Acórdão nº 376/11.4TACHV.G1 de Tribunal da Relação de Guimarães, 15 de Dezembro de 2016

Magistrado ResponsávelAUSENDA GON
Data da Resolução15 de Dezembro de 2016
EmissorTribunal da Relação de Guimarães

Acordam, em conferência, no Tribunal da Relação de Guimarães No processo comum singular nº 376/11.4TACHV da Instância Local, Secção Criminal, de Chaves da Comarca de Vila Real, a arguida Sandra C.

foi julgada tendo sido proferida decisão a 08/03/2016 com o seguinte teor (transcrição): «

  1. Condenar a arguida Sandra C. pela prática, em autoria material e na forma consumada, de um crime de difamação, com publicidade, p. e p. pelos arts. 180.º, n.º 1 e 183.º, n.º 1, al. a) e n.º 2 do Código Penal, na pena de 220 (duzentos e vinte) dias de multa, à taxa diária de € 6,00 (seis euros), o que perfaz a multa final de € 1320,00 (mil trezentos e vinte euros).

  2. Condenar, ainda, a arguida no pagamento das custas, fixando-se em 2 (três) UCs a taxa de justiça, (artigos 513.º do CPP e 8.º, n.º 9, do RCP e Tabela III anexa ao mesmo) e nos demais encargos do processo.

    Quanto à parte cível c) Julgar parcialmente procedente, por parcialmente provado, o pedido de indemnização civil formulado pelo demandante Mário F. e, em consequência, condenar a demandada Sandra C. a pagar-lhe a quantia de 3 500,00€ (três mil e quinhentos euros) a título de danos de natureza não patrimonial, quantia acrescida de juros de mora, à taxa legal sobre a referida quantia desde a presente decisão e até efectivo e integral pagamento, (cfr. artºs. 804º, 805º nº 3 e 806º do Cód.

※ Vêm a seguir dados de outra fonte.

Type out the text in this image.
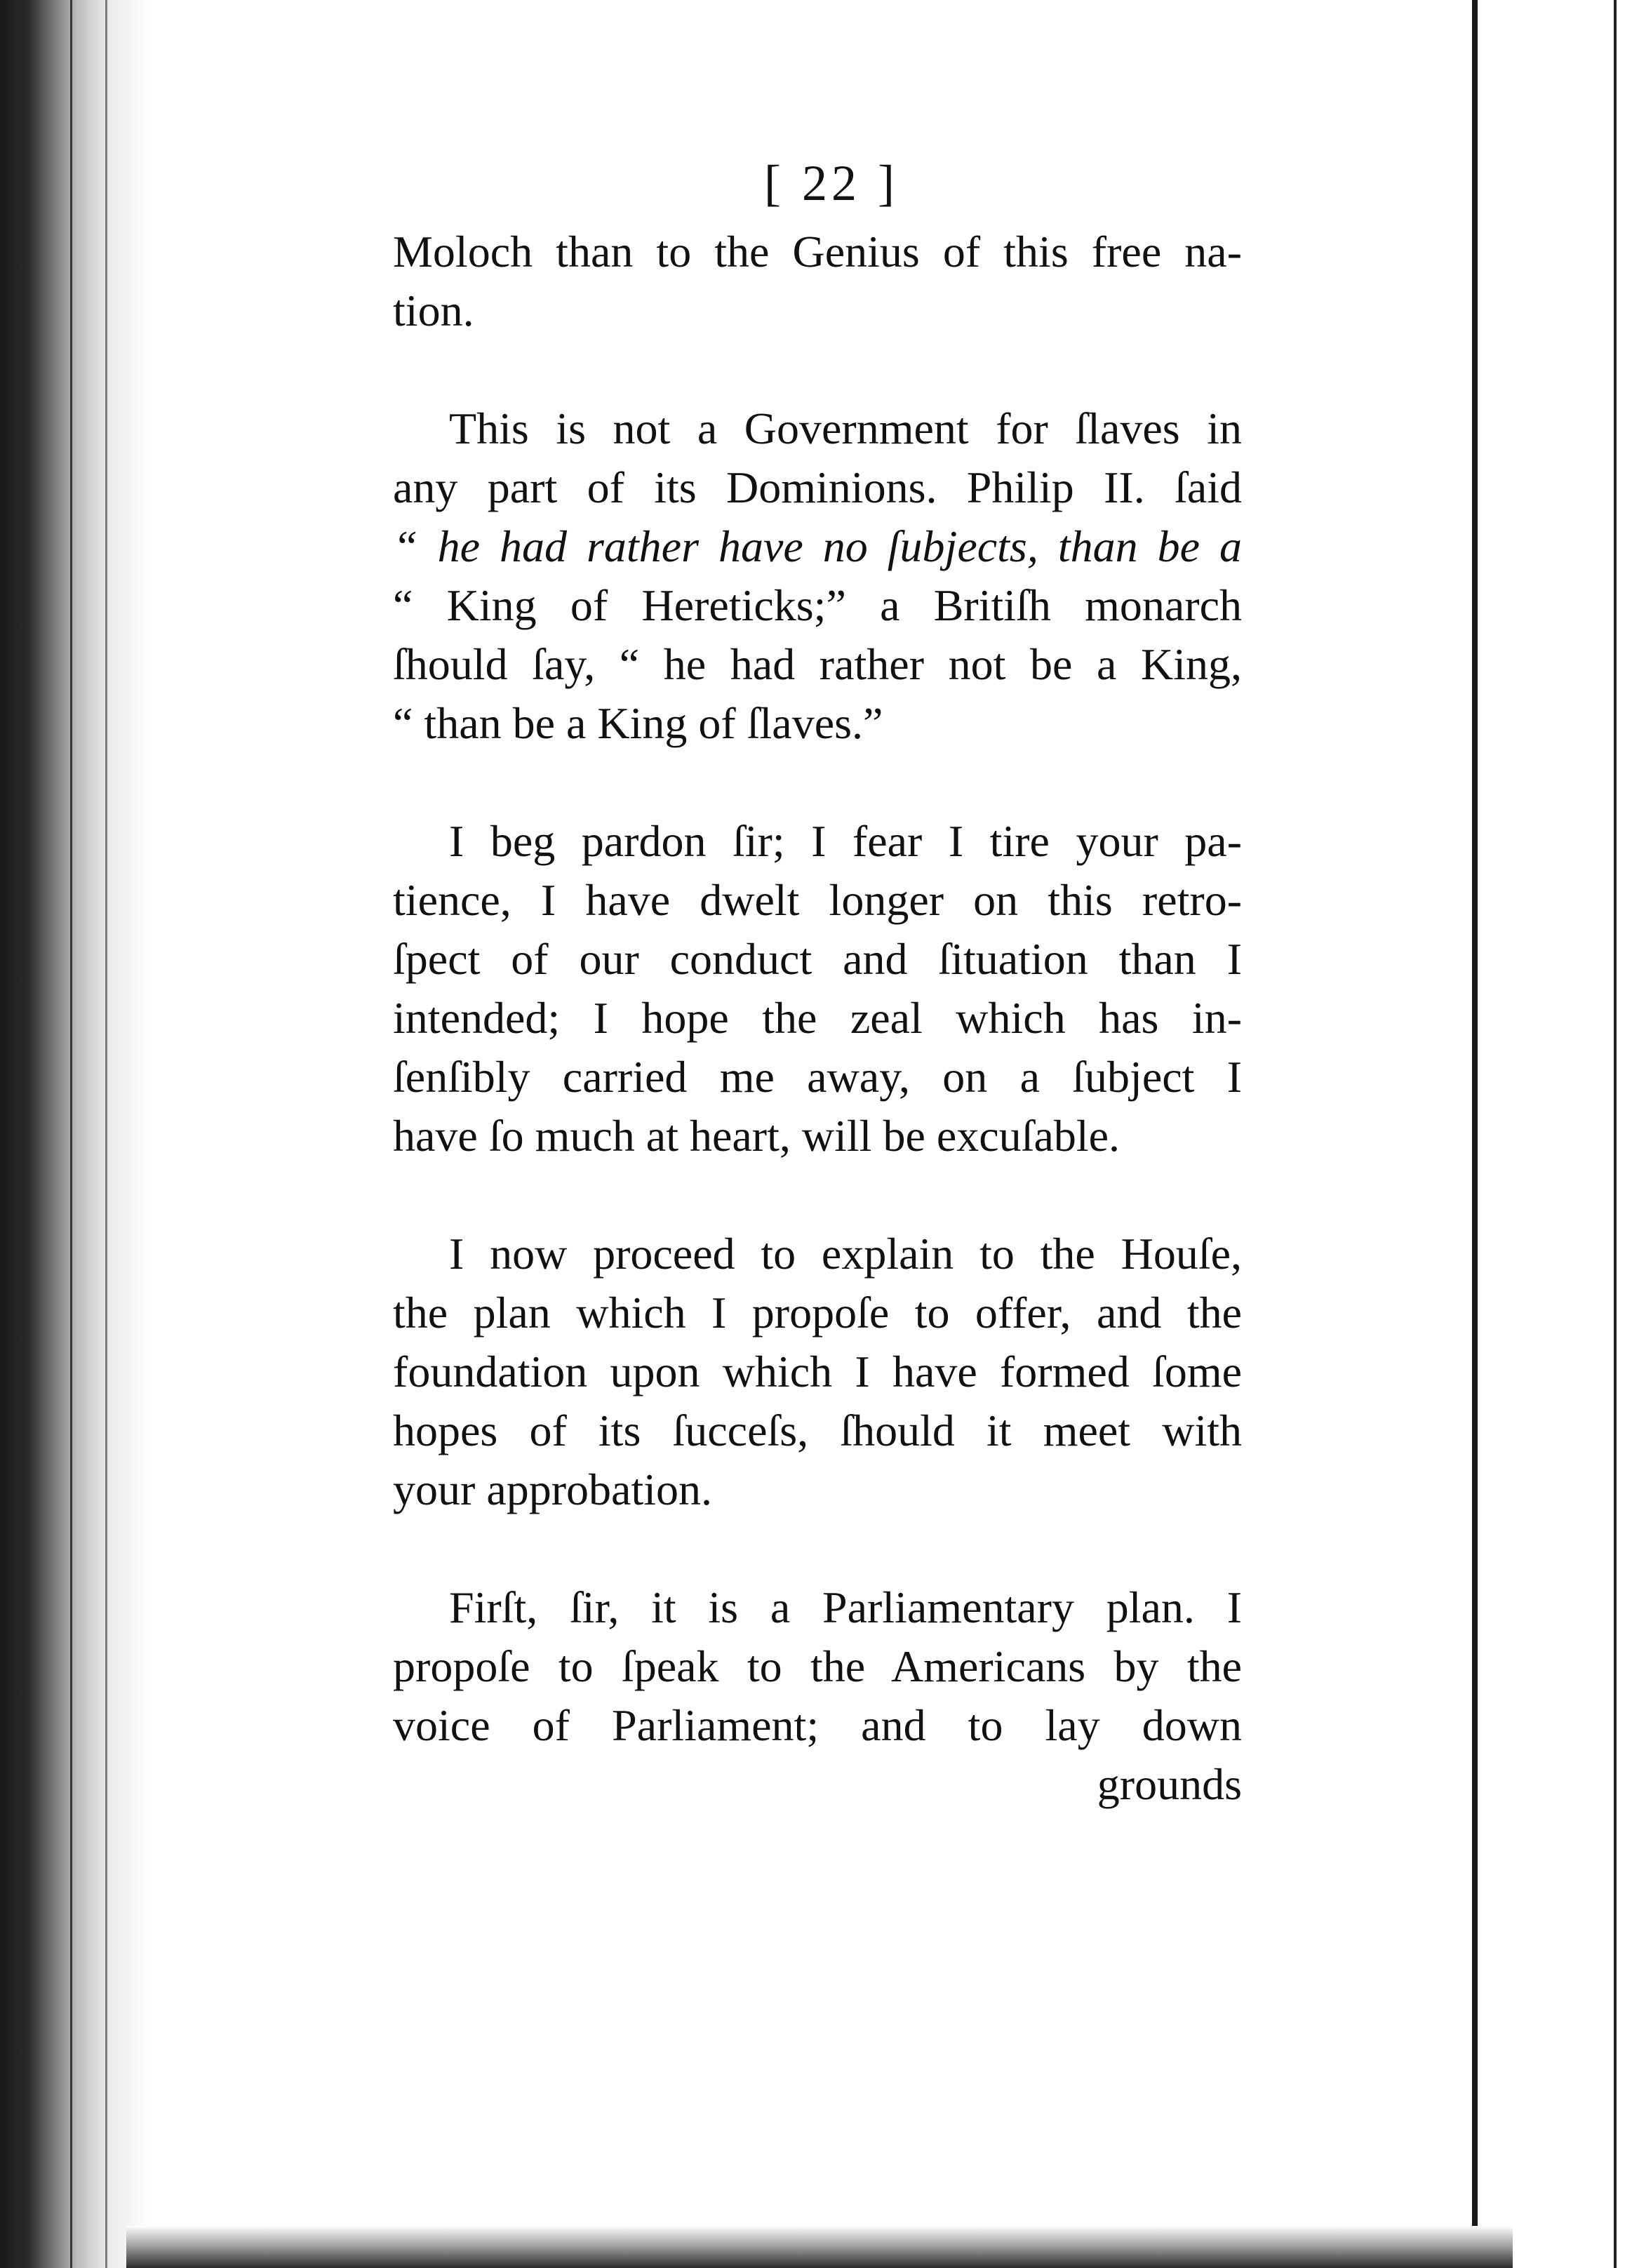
[ 22 ]
Moloch than to the Genius of this free na-
tion.
This is not a Government for ſlaves in
any part of its Dominions. Philip II. ſaid
“ he had rather have no ſubjects, than be a
“ King of Hereticks;” a Britiſh monarch
ſhould ſay, “ he had rather not be a King,
“ than be a King of ſlaves.”
I beg pardon ſir; I fear I tire your pa-
tience, I have dwelt longer on this retro-
ſpect of our conduct and ſituation than I
intended; I hope the zeal which has in-
ſenſibly carried me away, on a ſubject I
have ſo much at heart, will be excuſable.
I now proceed to explain to the Houſe,
the plan which I propoſe to offer, and the
foundation upon which I have formed ſome
hopes of its ſucceſs, ſhould it meet with
your approbation.
Firſt, ſir, it is a Parliamentary plan. I
propoſe to ſpeak to the Americans by the
voice of Parliament; and to lay down
grounds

Civil e 78º do Código de Processo Penal), absolvendo-a do demais peticionado pelo demandante.

  3. Custas relativamente ao pedido de indemnização civil por demandante e demandada, na proporção do respectivo decaimento (art.º 527.º, n.º 1 do Código de Processo Civil e art.º 4.º, al. n do Regulamento das Custas Processuais, a contrario).».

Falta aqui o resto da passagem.